Financial Gift for Graduate?
April 1, 2012 7:30 AM   Subscribe

What's a great "financial instrument" gift for my soon-to-graduate 21 year old?

So hard to believe it's here, but my 21 year old daughter graduates in May! I have a couple of thousand dollars and I'd like to buy her a ... I don't know?! IRA? CD? Money market account? I'm planning to add to it, perhaps monthly. I would prefer it's not easily accessible. What is it? Are we both on the account? What should I get and how do I set it up?
posted by thinkpiece to Work & Money (5 answers total) 2 users marked this as a favorite
 
When do you imagine her spending the money?
posted by Nelson at 8:46 AM on April 1, 2012


If you start her with $2000 and add $100 a month it could be worth about $500,000 when she retires. This assumes a fairly conservative 6% APR. Increase that to 8.5%, which is the historical return on the stock market, and it grows to over $1 million. I ignored inflation - so obviously we have no idea what $1 million will buy in 50 years.
posted by COD at 9:24 AM on April 1, 2012 [1 favorite]


Best answer: Nice!

My thoughts:
- if it is too liquid (i.e. money market account or in bills) the temptation is to spend it. Illiquid might be better, but I have no advice on how to buy illiquid investments, like real estate.
- she is young so it should probably be in something that will grow, like say an equity investment.
- Maybe share control of it until she is ready and able to take responsibility for it. Sometimes "money management" is quite unappealing to young adults and they shy away from learning about it. This gift will be a great way for her to become engaged.
- time the investment duration to her needs and learning curve. For example, if you get 12 month T-Bill then she will need to decide what to do with it in a year once it matures. If you buy Apple stock, it could sit there until she needs it and understands it.
- I would look at it not as money but tuition towards a financial education. If she learns about investing and saving and even makes huge mistakes and loses it all, it will be a great education (although potentially stomach-turning.)
- one successful idea is the old Peter Lynch trick: buy stock of companies that she admires and likes. I've seen it work well.
- Fidelity is good. Not the cheapest, but have better phone support than others, which is good for newbies. Your milage may vary. :)
- I think you need earned income for an IRA, but she may not be earning enough yet to qualify.
posted by acheekymonkey at 9:33 AM on April 1, 2012 [1 favorite]

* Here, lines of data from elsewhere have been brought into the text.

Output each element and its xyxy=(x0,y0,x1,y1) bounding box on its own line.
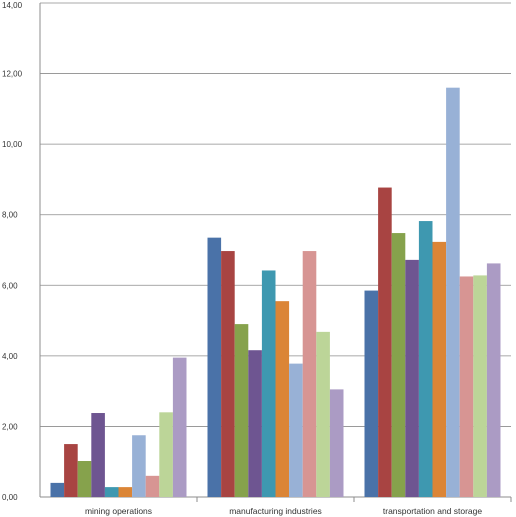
y-tick-labels: 0,00 2,00 4,00 6,00 8,00 10,00 12,00 14,00 xyxy=(2,1,23,502)
bar xyxy=(446,87,460,497)
bar xyxy=(77,461,92,497)
bar xyxy=(418,221,433,497)
bar xyxy=(261,270,276,497)
y-tick-label: 4,00 xyxy=(2,352,18,361)
category-labels: mining operations manufacturing industrie… xyxy=(85,506,482,516)
bar xyxy=(378,187,392,497)
y-tick-label: 0,00 xyxy=(2,493,18,502)
y-tick-label: 8,00 xyxy=(2,211,18,220)
bar xyxy=(104,487,119,497)
bar xyxy=(289,363,303,497)
y-tick-label: 2,00 xyxy=(2,422,18,431)
bar xyxy=(172,357,187,497)
bar xyxy=(145,475,160,497)
y-tick-label: 14,00 xyxy=(2,1,23,10)
bar xyxy=(405,259,419,497)
bar xyxy=(486,263,501,497)
y-tick-label: 6,00 xyxy=(2,281,18,290)
y-tick-label: 10,00 xyxy=(2,140,23,149)
bar xyxy=(91,413,105,497)
y-tick-label: 12,00 xyxy=(2,70,23,79)
bar xyxy=(132,435,146,497)
bar xyxy=(221,251,235,497)
bar xyxy=(50,482,65,497)
bar xyxy=(432,241,447,497)
bars xyxy=(50,87,501,497)
bar xyxy=(364,290,379,497)
bar xyxy=(329,389,344,497)
bar xyxy=(207,237,222,497)
bar xyxy=(275,301,290,497)
bar xyxy=(316,331,330,497)
bar xyxy=(473,275,487,497)
bar xyxy=(159,412,173,497)
bar xyxy=(302,251,317,497)
bar xyxy=(118,487,133,497)
bar xyxy=(391,233,406,497)
bar xyxy=(234,324,249,497)
bar xyxy=(459,276,474,497)
category-label: transportation and storage xyxy=(383,506,483,516)
category-label: mining operations xyxy=(85,506,152,516)
bar xyxy=(248,350,262,497)
bar xyxy=(64,444,78,497)
category-label: manufacturing industries xyxy=(229,506,322,516)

It depends on what you envision her doing with the money. Do you want her to have it for post collegiate startup costs like 1st/last/ security deposit on an apartment? A straightforward savings account seems reasonable for that. Down payment for a house in 10 years? Maybe low risk stocks or bonds. Retirement? Assuming she will meet the income requirements, a Roth IRA. (this would work for a house downpayment as well)

When I was right out of college and scraping by, my father gave me money every year for a few years to make an IRA contribution. His rationale was that he wanted to help me take maximum advantage of the possibilities of compound interest for retirement at a time when I was able to pay my bills but didn't have much extra for long-term savings. I've always been really grateful for that and almost 20 years later the money has accumulated nicely (it did take a hit in 2008-9 but has another 30 years or so to go before I need it).
posted by The Elusive Architeuthis at 10:16 AM on April 1, 2012


Roth IRA. I'm not sure what all the requirements are for them, but they're not really liquid, and they're a retirement account that you don't pay taxes on when you're finally able to start drawing from it in retirement. My parents did the same for me, although I might have already been gainfully employed at that point.

Within the Roth, you can buy and sell stocks/mutual funds/etc, with no taxes....everything that's in, stays in until you're old enough to start drawing money.